Née à Lakewood, dans l'Ohio, en 1930,
Sturtevant vit et travaille à Paris. Sa carrière artistique a toujours été centrée autour d’un rapport profond à l’histoire de l’art et en particulier aux artistes
qui ont marqué le XXème siècle par l’invention de démarches innovantes ayant servi de références incontournables à leurs successeurs. Sturtevant réalise des « répétitions » de leurs travaux, mais ne se limite
pas à photographier ou à reproduire peintures, sculptures, films, performances ou sérigraphies: elle en
apprend méticuleusement les techniques originales. Selon une anecdote désormais célèbre, Andy Warhol, interrogé pour la énième fois sur la réalisation des ses « Flowers », aurait répondu : « Je ne saurais
vous répondre. Demandez à Elaine (Sturtevant). »
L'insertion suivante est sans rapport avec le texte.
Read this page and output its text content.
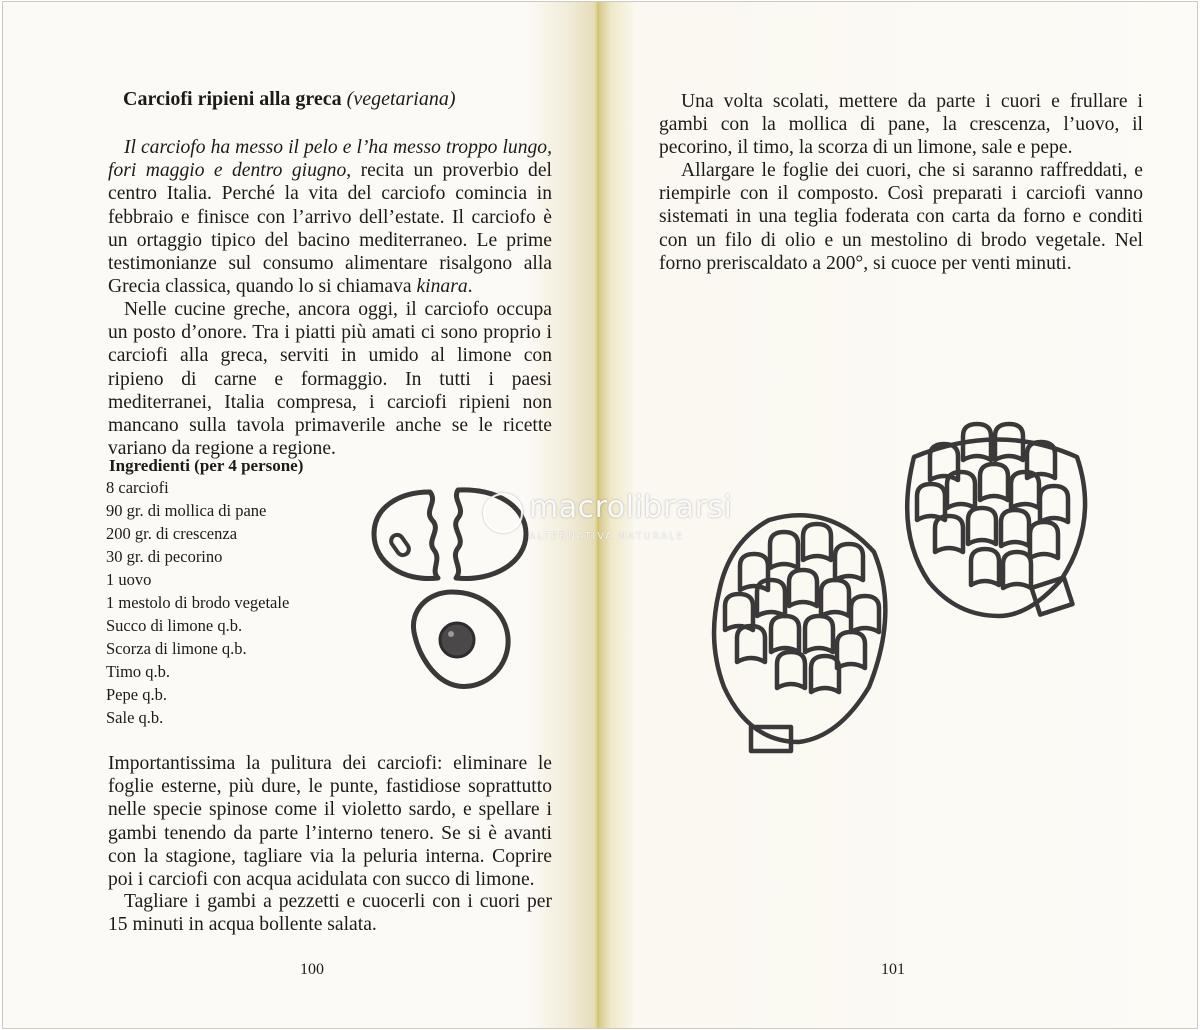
Carciofi ripieni alla greca (vegetariana)

Il carciofo ha messo il pelo e l’ha messo troppo lungo, fori maggio e dentro giugno, recita un proverbio del centro Italia. Perché la vita del carciofo comincia in febbraio e finisce con l’arrivo dell’estate. Il carciofo è un ortaggio tipico del bacino mediterraneo. Le prime testimonianze sul consumo alimentare risalgono alla Grecia classica, quando lo si chiamava kinara.

Nelle cucine greche, ancora oggi, il carciofo occupa un posto d’onore. Tra i piatti più amati ci sono proprio i carciofi alla greca, serviti in umido al limone con ripieno di carne e formaggio. In tutti i paesi mediterranei, Italia compresa, i carciofi ripieni non mancano sulla tavola primaverile anche se le ricette variano da regione a regione.

Ingredienti (per 4 persone)
8 carciofi
90 gr. di mollica di pane
200 gr. di crescenza
30 gr. di pecorino
1 uovo
1 mestolo di brodo vegetale
Succo di limone q.b.
Scorza di limone q.b.
Timo q.b.
Pepe q.b.
Sale q.b.

Importantissima la pulitura dei carciofi: eliminare le foglie esterne, più dure, le punte, fastidiose soprattutto nelle specie spinose come il violetto sardo, e spellare i gambi tenendo da parte l’interno tenero. Se si è avanti con la stagione, tagliare via la peluria interna. Coprire poi i carciofi con acqua acidulata con succo di limone.

Tagliare i gambi a pezzetti e cuocerli con i cuori per 15 minuti in acqua bollente salata.

100

Una volta scolati, mettere da parte i cuori e frullare i gambi con la mollica di pane, la crescenza, l’uovo, il pecorino, il timo, la scorza di un limone, sale e pepe.

Allargare le foglie dei cuori, che si saranno raffreddati, e riempirle con il composto. Così preparati i carciofi vanno sistemati in una teglia foderata con carta da forno e conditi con un filo di olio e un mestolino di brodo vegetale. Nel forno preriscaldato a 200°, si cuoce per venti minuti.

101
macrolibrarsi
ALTERNATIVA NATURALE
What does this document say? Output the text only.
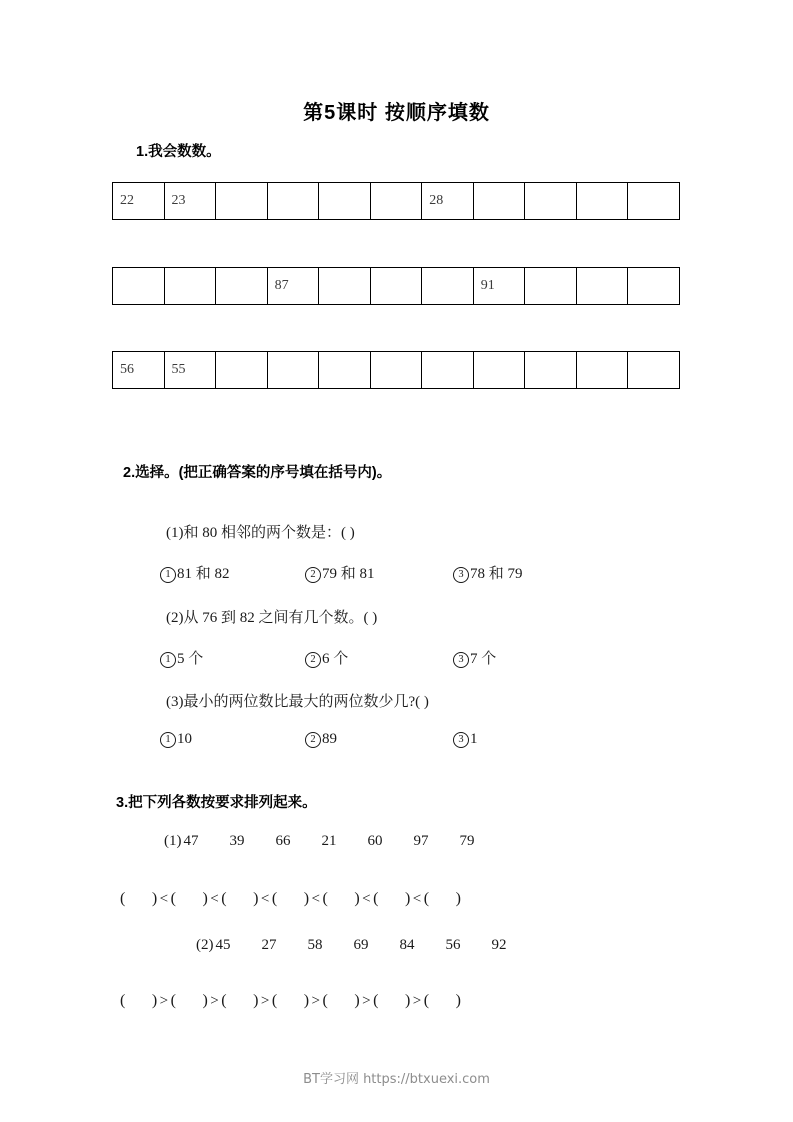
第5课时 按顺序填数
1.我会数数。
22	23					28				
			87				91			
56	55									
2.选择。(把正确答案的序号填在括号内)。
(1)和 80 相邻的两个数是：( )
1 81 和 82	2 79 和 81	3 78 和 79
(2)从 76 到 82 之间有几个数。( )
1 5 个	2 6 个	3 7 个
(3)最小的两位数比最大的两位数少几?( )
1 10	2 89	3 1
3.把下列各数按要求排列起来。
(1) 47 39 66 21 60 97 79
( ) < ( ) < ( ) < ( ) < ( ) < ( ) < ( )
(2) 45 27 58 69 84 56 92
( ) > ( ) > ( ) > ( ) > ( ) > ( ) > ( )
BT学习网 https://btxuexi.com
Sturtevant crée des copies d’œuvres d’art mais n’est pas pour autant copiste. Elle s’approprie les idées
des autres mais n’est pas pour autant appropriationniste. Elle a été protagoniste des années de feu du
féminisme mais n’a pas été pour autant une artiste féministe. Nourri inévitablement d’une multitude
d’idées philosophiques – des réminiscences d’une vie passée des platoniciens et des pythagoriciens
à « l’éternel retour à l’identique » des stoïciens, de la théorie des simulacres de Baudrillard aux réflexions sur la différence et la répétition de Deleuze, du déjà-vu comme « intermittence du cœur » de
Proust aux considérations sur la valeur de l’œuvre d’art à l’époque de sa reproductibilité technique – le
travail de cette artiste soulève toujours de nombreuses interrogations sur la réappropriation et sur le
sens de l’originalité dans l’art.
Dès leur titre, ses œuvres sont immédiatement rattachées à un original, pour intriguer l’observateur et
le pousser à s’interroger sur ce qu’il voit. La réflexion est en effet au cœur de son art. « La force de mon
travail – observe-t-elle – réside dans la prémisse que la pensée est pouvoir ». Dans les installations
Duchamp 1200 Coal Bags (1973-1992), qui reconstitue la salle principale de la Galerie des Beaux-Arts
de Paris installée par Duchamp à l’occasion de l’Exposition Surréaliste de 1938, et
Felix Gonzalez-Torres
AMERICA AMERICA (2004), qui réactive les guirlandes de lumières de l’artiste d’origine cubaine – Sturtevant met en exergue deux démarches qui mettent précisément en question les notions d’unicité et d’originalité de l’œuvre.
Elle ne reproduit pas pour sublimer l’original mais plutôt pour dénoncer la paresse
intellectuelle induite par les mécanismes habituels d’exposition et d’exploitation de l’art. Sturtevant
amorce ainsi un court-circuit dans la société actuelle, qui définit la créativité en terme de productivité et
condamne la piraterie sous couvert de protéger l’originalité des artistes, afin de pousser à la consommation et normaliser les genres. En nous invitant à nous demander à qui appartiennent véritablement les
images, Sturtevant émet la possibilité que ce soient les images qui nous possèdent.
Enfin, le chien qui, dans la vidéo
Finite Infinite (2010), file inlassablement dans une course sans fin met en
relief cette idée d’art démultiplié, qui revient sur tout ce qui a été déjà fait, avec toujours un pas d’avance.